Let us consider one very particular incidence – the total and irreversible destruction of the entire universe, collapsing it into nothingness. This is not the cyclic “big crunch” described above, but is instead the annihilation of all existence through a process our science may not yet have hypothesized, but which nevertheless exists as a potentiality. Whether this comes about by a natural occurrence, or is brought on by an active agent such as a doomsday weapon infinitely surpassing the wildest nightmares of the Manhattan Project scientists, is immaterial. All that matters is that such a phenomenon has a possibility of occurring, and therefore it has a given probability associated with it.

Say that this probability is supremely infinitesimal, one in a gazillion – an occurrence so unlikely that it would take so many flips of a coin as to be irrelevant.

But if you were living in an infinite time scale? Then that infinitely miniscule probability – even if it were on the scale of once every centillion years – would necessarily have occurred.
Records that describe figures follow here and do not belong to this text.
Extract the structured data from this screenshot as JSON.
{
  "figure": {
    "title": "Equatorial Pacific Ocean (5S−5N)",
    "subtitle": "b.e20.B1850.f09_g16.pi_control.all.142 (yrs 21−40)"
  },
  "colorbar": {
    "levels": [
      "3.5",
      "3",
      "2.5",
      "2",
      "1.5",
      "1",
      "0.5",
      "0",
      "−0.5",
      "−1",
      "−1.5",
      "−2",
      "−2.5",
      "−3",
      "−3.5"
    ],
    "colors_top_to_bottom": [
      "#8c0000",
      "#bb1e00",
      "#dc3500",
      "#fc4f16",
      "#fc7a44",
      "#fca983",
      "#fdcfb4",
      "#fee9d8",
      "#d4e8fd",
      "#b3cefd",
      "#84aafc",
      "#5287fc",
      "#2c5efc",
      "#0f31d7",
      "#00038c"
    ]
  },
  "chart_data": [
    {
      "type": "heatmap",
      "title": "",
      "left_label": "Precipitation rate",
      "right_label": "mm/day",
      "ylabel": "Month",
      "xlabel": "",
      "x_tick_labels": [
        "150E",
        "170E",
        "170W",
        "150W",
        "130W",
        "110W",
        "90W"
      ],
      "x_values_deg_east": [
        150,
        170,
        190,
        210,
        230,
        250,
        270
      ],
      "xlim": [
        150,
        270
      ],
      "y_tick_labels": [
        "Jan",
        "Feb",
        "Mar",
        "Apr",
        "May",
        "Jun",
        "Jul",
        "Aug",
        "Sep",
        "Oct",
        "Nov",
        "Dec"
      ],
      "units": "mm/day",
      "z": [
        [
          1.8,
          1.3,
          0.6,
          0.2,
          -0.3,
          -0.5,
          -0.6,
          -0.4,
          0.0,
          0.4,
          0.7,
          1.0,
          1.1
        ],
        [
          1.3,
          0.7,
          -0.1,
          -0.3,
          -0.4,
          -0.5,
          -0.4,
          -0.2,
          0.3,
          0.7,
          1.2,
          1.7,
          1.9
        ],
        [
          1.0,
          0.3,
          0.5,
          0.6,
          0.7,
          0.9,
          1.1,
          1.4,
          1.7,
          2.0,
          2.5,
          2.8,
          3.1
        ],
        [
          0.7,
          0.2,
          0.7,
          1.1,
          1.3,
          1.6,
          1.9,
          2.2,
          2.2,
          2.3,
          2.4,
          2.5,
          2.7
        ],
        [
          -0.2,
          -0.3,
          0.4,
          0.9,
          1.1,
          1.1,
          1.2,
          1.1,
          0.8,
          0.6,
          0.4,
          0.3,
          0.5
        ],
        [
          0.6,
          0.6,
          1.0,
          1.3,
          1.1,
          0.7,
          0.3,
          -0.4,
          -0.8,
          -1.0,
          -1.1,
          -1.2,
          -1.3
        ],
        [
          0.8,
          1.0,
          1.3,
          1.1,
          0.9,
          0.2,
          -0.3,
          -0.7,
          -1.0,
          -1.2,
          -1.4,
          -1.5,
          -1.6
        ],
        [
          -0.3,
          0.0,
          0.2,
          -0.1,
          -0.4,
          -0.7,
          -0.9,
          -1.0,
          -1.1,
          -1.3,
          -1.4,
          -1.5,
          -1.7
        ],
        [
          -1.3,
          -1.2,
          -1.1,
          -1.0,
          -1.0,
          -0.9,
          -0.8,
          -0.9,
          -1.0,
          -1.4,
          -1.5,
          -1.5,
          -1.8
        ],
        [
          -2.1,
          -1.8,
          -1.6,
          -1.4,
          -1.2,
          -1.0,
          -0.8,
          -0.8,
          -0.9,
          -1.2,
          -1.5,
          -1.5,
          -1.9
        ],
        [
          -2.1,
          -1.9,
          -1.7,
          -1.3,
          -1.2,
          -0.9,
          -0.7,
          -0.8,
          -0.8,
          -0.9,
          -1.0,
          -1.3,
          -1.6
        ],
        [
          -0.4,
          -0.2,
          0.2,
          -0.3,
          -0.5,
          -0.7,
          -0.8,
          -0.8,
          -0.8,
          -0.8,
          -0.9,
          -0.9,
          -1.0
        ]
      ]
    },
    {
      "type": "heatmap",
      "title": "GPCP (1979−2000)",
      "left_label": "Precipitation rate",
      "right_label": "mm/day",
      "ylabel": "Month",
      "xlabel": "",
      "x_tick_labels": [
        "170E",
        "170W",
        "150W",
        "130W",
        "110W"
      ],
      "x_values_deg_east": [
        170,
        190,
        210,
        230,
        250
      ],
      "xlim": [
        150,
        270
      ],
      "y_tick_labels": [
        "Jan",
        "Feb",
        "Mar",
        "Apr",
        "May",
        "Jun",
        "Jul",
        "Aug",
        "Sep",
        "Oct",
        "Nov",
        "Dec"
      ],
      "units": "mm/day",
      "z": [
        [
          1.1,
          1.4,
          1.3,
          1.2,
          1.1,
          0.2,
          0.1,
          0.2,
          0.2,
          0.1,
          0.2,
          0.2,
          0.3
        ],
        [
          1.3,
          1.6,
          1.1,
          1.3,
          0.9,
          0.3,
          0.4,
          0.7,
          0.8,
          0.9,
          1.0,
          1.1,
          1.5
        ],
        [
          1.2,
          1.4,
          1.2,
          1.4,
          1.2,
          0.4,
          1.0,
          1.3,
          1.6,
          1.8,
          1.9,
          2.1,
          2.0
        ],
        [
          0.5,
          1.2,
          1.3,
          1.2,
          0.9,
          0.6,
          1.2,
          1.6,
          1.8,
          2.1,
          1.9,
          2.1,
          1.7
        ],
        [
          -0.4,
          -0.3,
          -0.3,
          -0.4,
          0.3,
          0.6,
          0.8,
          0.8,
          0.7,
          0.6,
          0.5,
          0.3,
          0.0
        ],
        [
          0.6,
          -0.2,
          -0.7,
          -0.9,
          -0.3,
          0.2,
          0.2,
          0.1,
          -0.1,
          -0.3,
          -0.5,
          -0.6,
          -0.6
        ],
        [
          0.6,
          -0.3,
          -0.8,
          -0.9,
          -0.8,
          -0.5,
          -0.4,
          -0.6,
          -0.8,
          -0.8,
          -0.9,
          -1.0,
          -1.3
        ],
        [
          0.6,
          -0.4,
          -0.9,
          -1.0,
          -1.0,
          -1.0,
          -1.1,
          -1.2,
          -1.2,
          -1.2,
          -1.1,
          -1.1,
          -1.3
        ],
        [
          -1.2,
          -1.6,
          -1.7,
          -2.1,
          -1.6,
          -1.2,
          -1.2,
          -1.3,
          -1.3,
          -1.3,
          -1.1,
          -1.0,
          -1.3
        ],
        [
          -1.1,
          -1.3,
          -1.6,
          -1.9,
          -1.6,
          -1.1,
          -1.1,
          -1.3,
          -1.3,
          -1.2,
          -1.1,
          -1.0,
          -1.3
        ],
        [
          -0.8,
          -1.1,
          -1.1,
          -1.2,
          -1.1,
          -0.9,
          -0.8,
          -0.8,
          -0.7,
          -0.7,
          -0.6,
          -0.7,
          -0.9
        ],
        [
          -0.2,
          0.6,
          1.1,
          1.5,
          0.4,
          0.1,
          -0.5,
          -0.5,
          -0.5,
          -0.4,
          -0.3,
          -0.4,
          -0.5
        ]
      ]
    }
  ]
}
If time were infinite, there would be no beginning; the number of years spanning back into the past would be numberless. A centillion years would have already passed an infinite number of times; and so too the probability of a galactic calamity putting an end to existence once and for all would also have had to have occurred. After all, the amount of tries required for every single potentiality in existence to be realized would have passed an infinite number of times.

And yet – we are still here.

Our universe continues to exist, meaning the end of the universe has not come to pass. Our very existence shows that time cannot conceivably exist on an infinite scale. If it did, destruction would have already found its opportunity to take place, and we would simply not be here.

With infinite time ruled out, we are left with only one logical possibility: The universe and all that it contains sprang into existence out of a void when all of time began, at a single finite point at the beginning of the temporal spectrum, before which there was nothing.

This of course is a monumental revelation if we grasp it, for it incontrovertibly proves yesh me’ayin - “creation ex nihilo” or “creation from nothing.” It shows that some omnipotent force existing beyond physicality and temporality sculpted all of existence out of nothing, precisely as the Torah recounts: “In the beginning G-d created the heaven and the earth” (Genesis 1:1).

Further, it singularly rules out the Big Bang Theory as not providing any sort of alternative explanation for the creation of the universe.

Graphic of the Big Bang Expansion

The Big Bang Theory’s timeline of the universe (Image credit: NASA/WMAP Science Team (Original version: NASA; modified by Ryan Kaldari) [Public domain], via Wikimedia Commons)

After all, the Big Bang Theory asserts that the universe sprang from a single point of infinite density and gravity; but where did that point come from? You cannot have the creation of time and space begin with a point that already exists in time and space. One is left with the logical conclusion that there exists a force responsible for Creation that transcends corporeal existence.

Along those lines, our theory also proves that the Creator cannot possibly “die.” After all, the One who created space and time out of nothing, who crafted physicality and temporality, cannot be bound or limited by that which He Himself brought into being; He is Ein Sof - “Unending.”

What are the chances that G-d exists? To put it simply, the odds in His favor are unbeatable.